Remaining hopeful! Loving unconditionally! And learning all that I can about this illness. It can be so hard to understand what your loved one is going through, and just when you think that you do understand, something changes and you feel as though you are back at the beginning. When my daughter was first diagnosed, I became quite protective and controlling, which enabled ED to grow stronger. Today, I have to work hard at expressing what I honestly feel, knowing when to let go, and forgiving myself when I mess up. In sum, I see my role as championing hope and continuing to learn how to be supportive. In truth, it’s as much a journey for me, as it is for my daughter.

Do you have any inspirational quotes, sayings or affirmations that have helped you understand and navigate your loved one’s eating disorder recovery?

Early into our daughters’ diagnoses, we found ourselves channeling Eleanor Roosevelt: Do the thing that you fear the most. More recently, we find ourselves being reminded: Success consists of getting up just one more time than you fall.
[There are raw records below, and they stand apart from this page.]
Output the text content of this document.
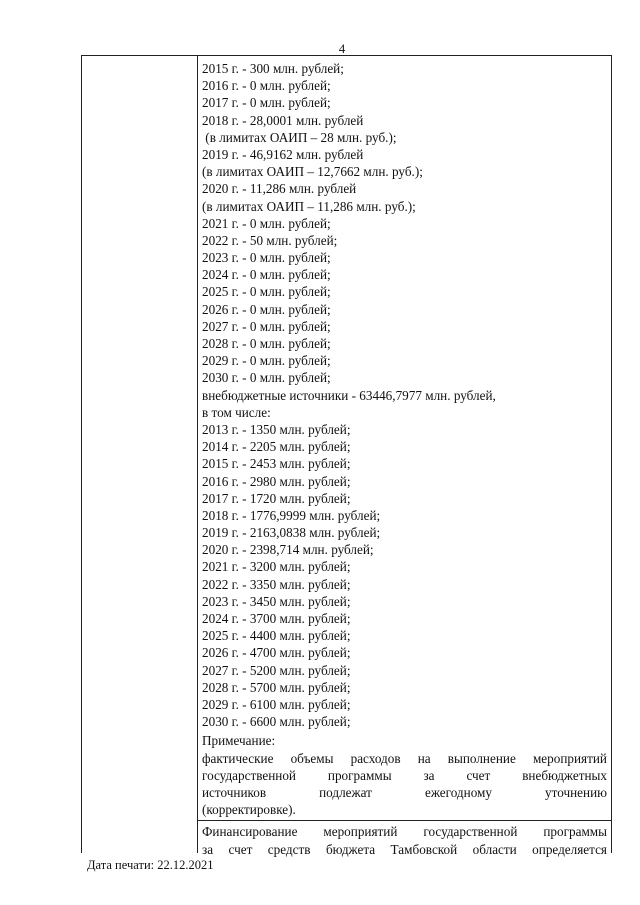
4
2015 г. - 300 млн. рублей;
2016 г. - 0 млн. рублей;
2017 г. - 0 млн. рублей;
2018 г. - 28,0001 млн. рублей
(в лимитах ОАИП – 28 млн. руб.);
2019 г. - 46,9162 млн. рублей
(в лимитах ОАИП – 12,7662 млн. руб.);
2020 г. - 11,286 млн. рублей
(в лимитах ОАИП – 11,286 млн. руб.);
2021 г. - 0 млн. рублей;
2022 г. - 50 млн. рублей;
2023 г. - 0 млн. рублей;
2024 г. - 0 млн. рублей;
2025 г. - 0 млн. рублей;
2026 г. - 0 млн. рублей;
2027 г. - 0 млн. рублей;
2028 г. - 0 млн. рублей;
2029 г. - 0 млн. рублей;
2030 г. - 0 млн. рублей;
внебюджетные источники - 63446,7977 млн. рублей,
в том числе:
2013 г. - 1350 млн. рублей;
2014 г. - 2205 млн. рублей;
2015 г. - 2453 млн. рублей;
2016 г. - 2980 млн. рублей;
2017 г. - 1720 млн. рублей;
2018 г. - 1776,9999 млн. рублей;
2019 г. - 2163,0838 млн. рублей;
2020 г. - 2398,714 млн. рублей;
2021 г. - 3200 млн. рублей;
2022 г. - 3350 млн. рублей;
2023 г. - 3450 млн. рублей;
2024 г. - 3700 млн. рублей;
2025 г. - 4400 млн. рублей;
2026 г. - 4700 млн. рублей;
2027 г. - 5200 млн. рублей;
2028 г. - 5700 млн. рублей;
2029 г. - 6100 млн. рублей;
2030 г. - 6600 млн. рублей;
Примечание:
фактические объемы расходов на выполнение мероприятий
государственной программы за счет внебюджетных
источников подлежат ежегодному уточнению
(корректировке).
Финансирование мероприятий государственной программы
за счет средств бюджета Тамбовской области определяется
Дата печати: 22.12.2021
Did you find value in attending Family Days and if so, what was the most profound take-away from your experience?

Family Days was very worthwhile for me. It was empowering to learn more about eating disorders and about ERC’s program. I also felt understood for the first time in a long time. It is oddly comforting to be surrounded by strangers who truly understand what you are going through. Crazy as it sounds, for three days, my experience felt normal. Most importantly, attending also restored my hope in recovery. 

Would you recommend Family Days to other family members sand if so, why?

Every family that can, should attend. You will learn more than you think possible, even if you have been on this journey for a long time. You will send a powerful message of hope to your loved one. And you will gain strength from other families in the same situation.

Any additional insights or photos you would like to share?

Weeks before my daughter admitted to ERC, she raised $800 for NEDA by selling  “Courage to Succeed” bracelets. Today, I wear mine as a symbol of recovery and hope.